Given the distances they operated under (a six to ten month’s round trip to India), communications were tenuous and under loose supervision to say the least. The case of the East India Company is so bad, so corrupt, so cruel and so awful, that Smith’s criticism of it was well justified.
Be absolutely clear: it was the monopoly status, sanctioned by law that gave the ‘parcel of rogues’ who represented The Company in India and elsewhere in the region a virtual free hand to act as despots, and to plunder on a scale that made even lowly clerks into millionaires, who ‘traded on their own account’, and committed crimes to match.
The limited liability company, legislated for in mid-19th century, and since on many occasions, does not resemble the Chartered monopoly companies in the slightest. To talk as if losing an investment is a mere nothing to the shareholders is somewhat less than convincing. To ignore the legislation and regulation that covers limited liability companies and charges them with a host of responsibilities, with heavy fines for ignoring them, including trading ‘recklessly’, as if the model of the East India Company’s directors applies today is unconvincing.

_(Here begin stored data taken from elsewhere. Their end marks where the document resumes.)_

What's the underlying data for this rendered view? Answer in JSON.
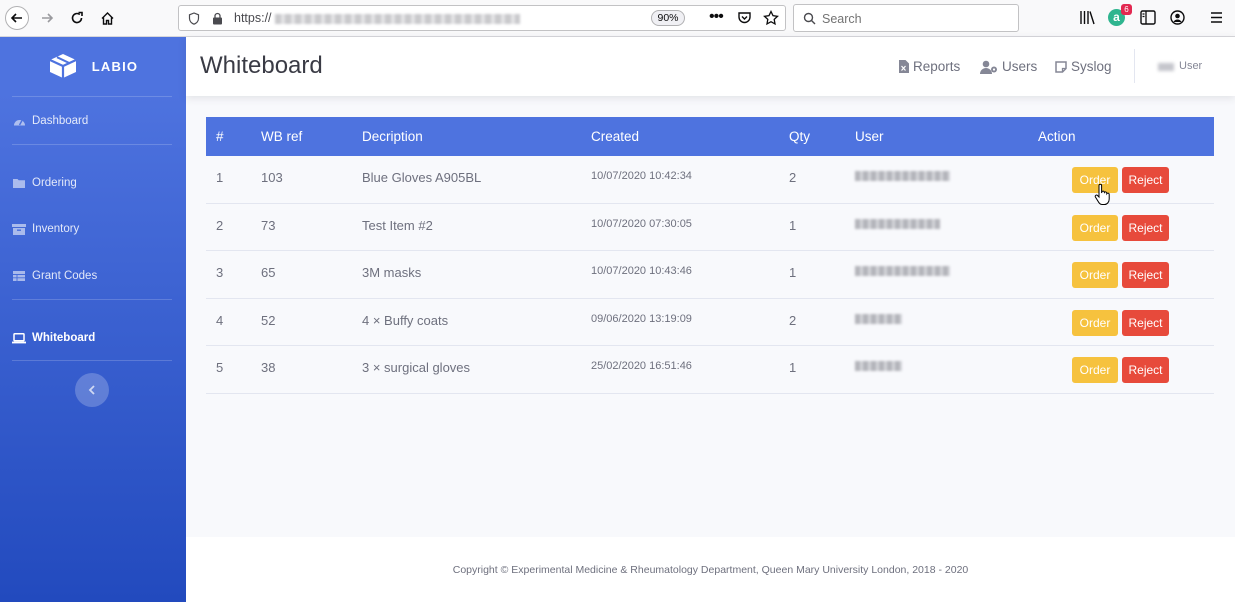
{
  "browser": {
    "url_prefix": "https://",
    "zoom": "90%",
    "search_placeholder": "Search",
    "addon_badge": "6"
  },
  "sidebar": {
    "brand": "LABIO",
    "items": [
      {
        "label": "Dashboard"
      },
      {
        "label": "Ordering"
      },
      {
        "label": "Inventory"
      },
      {
        "label": "Grant Codes"
      },
      {
        "label": "Whiteboard"
      }
    ]
  },
  "topbar": {
    "title": "Whiteboard",
    "links": {
      "reports": "Reports",
      "users": "Users",
      "syslog": "Syslog"
    },
    "user_label": "User"
  },
  "table": {
    "headers": [
      "#",
      "WB ref",
      "Decription",
      "Created",
      "Qty",
      "User",
      "Action"
    ],
    "rows": [
      {
        "num": "1",
        "ref": "103",
        "desc": "Blue Gloves A905BL",
        "created": "10/07/2020 10:42:34",
        "qty": "2"
      },
      {
        "num": "2",
        "ref": "73",
        "desc": "Test Item #2",
        "created": "10/07/2020 07:30:05",
        "qty": "1"
      },
      {
        "num": "3",
        "ref": "65",
        "desc": "3M masks",
        "created": "10/07/2020 10:43:46",
        "qty": "1"
      },
      {
        "num": "4",
        "ref": "52",
        "desc": "4 × Buffy coats",
        "created": "09/06/2020 13:19:09",
        "qty": "2"
      },
      {
        "num": "5",
        "ref": "38",
        "desc": "3 × surgical gloves",
        "created": "25/02/2020 16:51:46",
        "qty": "1"
      }
    ],
    "order_label": "Order",
    "reject_label": "Reject"
  },
  "footer": {
    "text": "Copyright © Experimental Medicine & Rheumatology Department, Queen Mary University London, 2018 - 2020"
  },
  "colors": {
    "primary": "#4e73df",
    "warning": "#f6c23e",
    "danger": "#e74a3b"
  }
}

Big pension funds buy shares in companies and usually spend a great deal of time and money ensuring that the governance of a company performs responsibly before they invest and continue to invest. If all their funds were liable to their full value that would bankrupt the pension funds, which would be reckless in the extreme, including for Mr Elliot's pension. Hence, pension funds take care of where they invest, or withdraw from. In what would Penion Funds invest their members funds if PLCs and Ltd's were banned - corner gorcery shops, lawyers, accountants partnerships, and government bonds?
Immunity from civil damages for destroying a business and the livelihoods of employees used to belong to trade unions when engaged in strikes, but such legal immunities were never conferred on companies. That would not make it advisable to ban trade unions; if a deficiency is noticed, it can be rectified if parliament legislates. And in the case of companies the law has intervened and continues to do so. Corporate misbehavior is punished through courts of law (the East India Company made its own laws for centuries), and the overwhelming majority of companies comply with such laws.
It is a travesty of journalistic, let alone scholarly, exactitude to imply otherwise about Plc’s and Ltd’s. That is why Smith had a different and positive view of joint-stock companies that were denied monopoly status, such as the Bank of Scotland (1694) and the Royal Bank of Scotland (1727). Read the entire book, not selective quotes, please.